Washington City Hall and White House split over fate of monuments with names associated with slavery

The mayoress of Washington returned Wednesday on a project consisting of renaming or “putting in context” several emblematic federal monuments of the American capital, in the face of the outcry caused by these recommendations deemed “grotesque” by the White House.

A municipal commission had recommended renaming some fifty schools and parks in the city bearing the names of historical figures linked in particular to the slavery or racist past of the United States, in the midst of a national debate on the painful history of the country.

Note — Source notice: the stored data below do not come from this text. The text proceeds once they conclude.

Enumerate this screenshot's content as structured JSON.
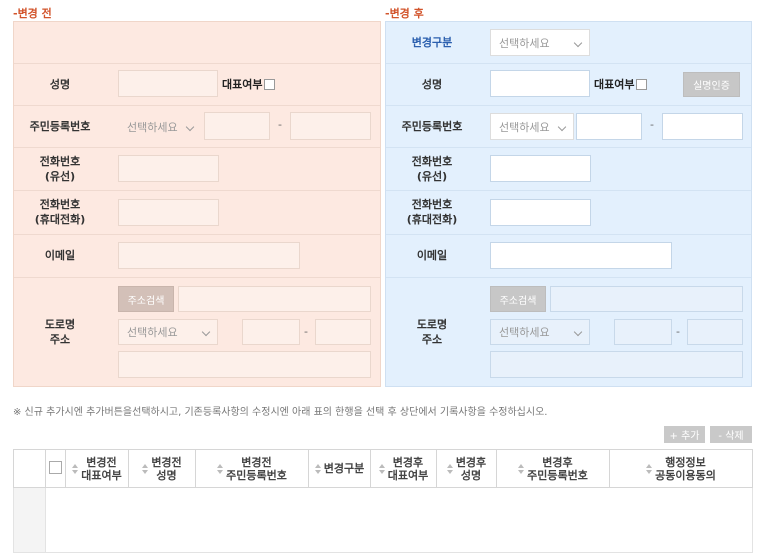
{
  "before": {
    "title": "-변경 전",
    "name_label": "성명",
    "rep_label": "대표여부",
    "rrn_label": "주민등록번호",
    "rrn_select": "선택하세요",
    "rrn_dash": "-",
    "phone_label_1": "전화번호",
    "phone_label_2": "(유선)",
    "mobile_label_1": "전화번호",
    "mobile_label_2": "(휴대전화)",
    "email_label": "이메일",
    "addr_label_1": "도로명",
    "addr_label_2": "주소",
    "addr_search": "주소검색",
    "addr_select": "선택하세요",
    "addr_dash": "-"
  },
  "after": {
    "title": "-변경 후",
    "change_type_label": "변경구분",
    "change_type_select": "선택하세요",
    "name_label": "성명",
    "rep_label": "대표여부",
    "verify_button": "실명인증",
    "rrn_label": "주민등록번호",
    "rrn_select": "선택하세요",
    "rrn_dash": "-",
    "phone_label_1": "전화번호",
    "phone_label_2": "(유선)",
    "mobile_label_1": "전화번호",
    "mobile_label_2": "(휴대전화)",
    "email_label": "이메일",
    "addr_label_1": "도로명",
    "addr_label_2": "주소",
    "addr_search": "주소검색",
    "addr_select": "선택하세요",
    "addr_dash": "-"
  },
  "notice": "※ 신규 추가시엔 추가버튼을선택하시고, 기존등록사항의 수정시엔 아래 표의 한행을 선택 후 상단에서 기록사항을 수정하십시오.",
  "toolbar": {
    "add": "+ 추가",
    "delete": "- 삭제"
  },
  "table": {
    "headers": [
      [
        "변경전",
        "대표여부"
      ],
      [
        "변경전",
        "성명"
      ],
      [
        "변경전",
        "주민등록번호"
      ],
      [
        "변경구분",
        ""
      ],
      [
        "변경후",
        "대표여부"
      ],
      [
        "변경후",
        "성명"
      ],
      [
        "변경후",
        "주민등록번호"
      ],
      [
        "행정정보",
        "공동이용동의"
      ]
    ]
  }
}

It also recommended to “rename, remove or put in context” several monuments of the city, including the famous obelisk in honor of George Washington, father of the Nation, the Thomas Jefferson Memorial, one of the authors of the Declaration of independence, or a statue of Christopher Columbus.

America’s first and third presidents did indeed own slaves, while the discoverer of America is seen by many as a symbol of the violent colonization of the continent by Europeans.

But the page concerning these monuments, located on federal territory, had been withdrawn Wednesday morning.

Mayor Muriel Bowser asked the commission “to clarify and refine its recommendations to focus on the city, so that no one tries to confuse the task force’s objective. [qui est] the contextualization and not the removal of important monuments and memorials ”, explained his spokesperson in a statement.

Strong criticism

The White House had castigated Tuesday evening “grotesque recommendations” and the will of the Democratic mayor to “demolish our history and destroy our great heritage”.

In its report, the commission indicates that its task is “to ensure that the public and personal points of view” of the personalities who have given their names to these monuments “have not contributed to the history of the nation in matters of ‘slavery, racism and other prejudices’.

The list includes the names of former presidents such as Woodrow Wilson, founding father of the League of Nations (ancestor of the UN) but who had authorized racial segregation within the government.

It also includes Alexander Graham Bell, inventor of the telephone and proponent of eugenics, and Francis Scott Key, author of the poem. The Star-Spangled Banner (The star-spangled banner) became the American national anthem, and which defended slavery in the United States.

David Farber, the historian at the University of Kansas, considered that “few historical figures were without deep flaws from a modern point of view.”

“But a few, like Jefferson, Franklin, and Washington, fought for a better society, even though they often accepted the appalling conventions of their time or even benefited from them,” he told AFP.